Vejamos, à guisa de conclusão, aonde nos pode conduzir aquele que chegou a ser tido por «pai do positivismo lógico» e que tão celebrado foi pelo «Círculo de Viena», no qual pontificaram um Rudolf Carnap, um Otto Neurath ou um Hans Hahn (curioso que tal «neopositivista» tenha provocado, nos últimos anos, o surgimento de obras tão inesperadas para o universo universitário lusitano como «Ética e Crença Religiosa em Wittgenstein», de Cyril Barrett (1991), ou «Fideísmo de Wittgenstein?», de Kai Nielsen e D. Z. Phillips (2005), qualquer delas ignorada em português de Portugal, aliás como aquela de que nos estamos a ocupar): «Pode soar como simples de mais, mas pode dizer-se que a diferença entre magia e ciência consiste no seguinte, que existe um progresso na ciência, mas não na magia.
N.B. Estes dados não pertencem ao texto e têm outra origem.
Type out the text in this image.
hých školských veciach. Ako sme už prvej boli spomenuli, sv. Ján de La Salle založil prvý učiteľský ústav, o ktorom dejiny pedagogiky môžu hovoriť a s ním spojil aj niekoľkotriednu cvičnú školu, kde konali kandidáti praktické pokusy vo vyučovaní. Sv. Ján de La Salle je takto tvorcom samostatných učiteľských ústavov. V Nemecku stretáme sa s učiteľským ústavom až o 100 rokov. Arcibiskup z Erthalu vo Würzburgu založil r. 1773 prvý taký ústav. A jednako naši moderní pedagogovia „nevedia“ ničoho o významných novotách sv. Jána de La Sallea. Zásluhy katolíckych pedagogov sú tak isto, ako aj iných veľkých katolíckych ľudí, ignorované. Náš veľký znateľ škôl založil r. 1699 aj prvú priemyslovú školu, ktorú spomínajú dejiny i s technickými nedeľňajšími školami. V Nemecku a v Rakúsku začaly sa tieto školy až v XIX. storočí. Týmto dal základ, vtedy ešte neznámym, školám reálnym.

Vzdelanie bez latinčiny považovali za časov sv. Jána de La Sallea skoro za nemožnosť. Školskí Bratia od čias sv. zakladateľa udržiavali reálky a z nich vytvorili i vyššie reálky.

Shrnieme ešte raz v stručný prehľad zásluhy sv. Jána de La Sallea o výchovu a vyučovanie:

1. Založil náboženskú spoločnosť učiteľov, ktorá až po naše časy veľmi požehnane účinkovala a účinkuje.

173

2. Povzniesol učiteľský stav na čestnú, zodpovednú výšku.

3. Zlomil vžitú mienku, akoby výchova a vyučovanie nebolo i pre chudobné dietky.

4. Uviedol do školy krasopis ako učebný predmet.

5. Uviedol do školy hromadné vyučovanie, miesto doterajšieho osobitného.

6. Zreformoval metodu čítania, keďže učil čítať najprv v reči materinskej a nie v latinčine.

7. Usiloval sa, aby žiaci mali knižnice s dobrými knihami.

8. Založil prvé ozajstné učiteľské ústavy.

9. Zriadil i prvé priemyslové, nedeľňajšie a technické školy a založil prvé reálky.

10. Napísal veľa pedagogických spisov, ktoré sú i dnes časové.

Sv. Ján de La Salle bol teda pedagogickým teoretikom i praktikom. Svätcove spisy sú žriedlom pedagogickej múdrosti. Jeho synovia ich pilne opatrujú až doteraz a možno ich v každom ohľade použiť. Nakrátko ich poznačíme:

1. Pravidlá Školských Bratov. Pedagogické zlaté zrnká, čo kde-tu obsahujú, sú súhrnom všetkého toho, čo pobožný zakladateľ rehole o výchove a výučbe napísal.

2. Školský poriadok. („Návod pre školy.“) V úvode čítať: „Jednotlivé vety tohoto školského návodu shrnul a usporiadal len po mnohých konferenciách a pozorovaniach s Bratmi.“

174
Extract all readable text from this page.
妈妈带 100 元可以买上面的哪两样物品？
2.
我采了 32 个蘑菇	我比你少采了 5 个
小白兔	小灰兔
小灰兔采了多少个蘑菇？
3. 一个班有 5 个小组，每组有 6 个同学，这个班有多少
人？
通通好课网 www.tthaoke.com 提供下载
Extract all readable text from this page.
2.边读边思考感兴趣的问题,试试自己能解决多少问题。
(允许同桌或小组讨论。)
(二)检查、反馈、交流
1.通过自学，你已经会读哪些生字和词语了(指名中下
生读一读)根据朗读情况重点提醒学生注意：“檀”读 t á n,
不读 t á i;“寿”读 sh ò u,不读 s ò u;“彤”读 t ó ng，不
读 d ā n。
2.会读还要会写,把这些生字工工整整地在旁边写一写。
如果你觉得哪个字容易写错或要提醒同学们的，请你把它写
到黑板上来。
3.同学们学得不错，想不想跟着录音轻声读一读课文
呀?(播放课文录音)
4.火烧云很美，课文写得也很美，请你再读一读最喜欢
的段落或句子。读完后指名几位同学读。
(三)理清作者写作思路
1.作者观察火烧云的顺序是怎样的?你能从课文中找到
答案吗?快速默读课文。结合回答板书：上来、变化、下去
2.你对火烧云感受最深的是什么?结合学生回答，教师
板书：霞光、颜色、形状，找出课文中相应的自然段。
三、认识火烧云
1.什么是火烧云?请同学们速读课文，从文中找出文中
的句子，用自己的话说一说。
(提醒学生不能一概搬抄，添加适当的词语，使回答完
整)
A magia não possui uma direcção de desenvolvimento que lhe seja intrínseca.» Seria quase impossível dizer mais a tantos leitores. Uma outra fórmula: «Encontramos, na filosofia actual, todas as teorias infantis, infantis, mas sem aquele aspecto cativante que é próprio daquilo que é infantil.» Repetimos: seria quase impossível dizer mais a tantos leitores. Esperemos que os académicos portugueses venham finalmente a tomar a sério, em dia não distante, estas incómodas palavras de Wittgenstein – mas ele há cada utopia, que só um louco ousaria desejar tanto e tão pouco!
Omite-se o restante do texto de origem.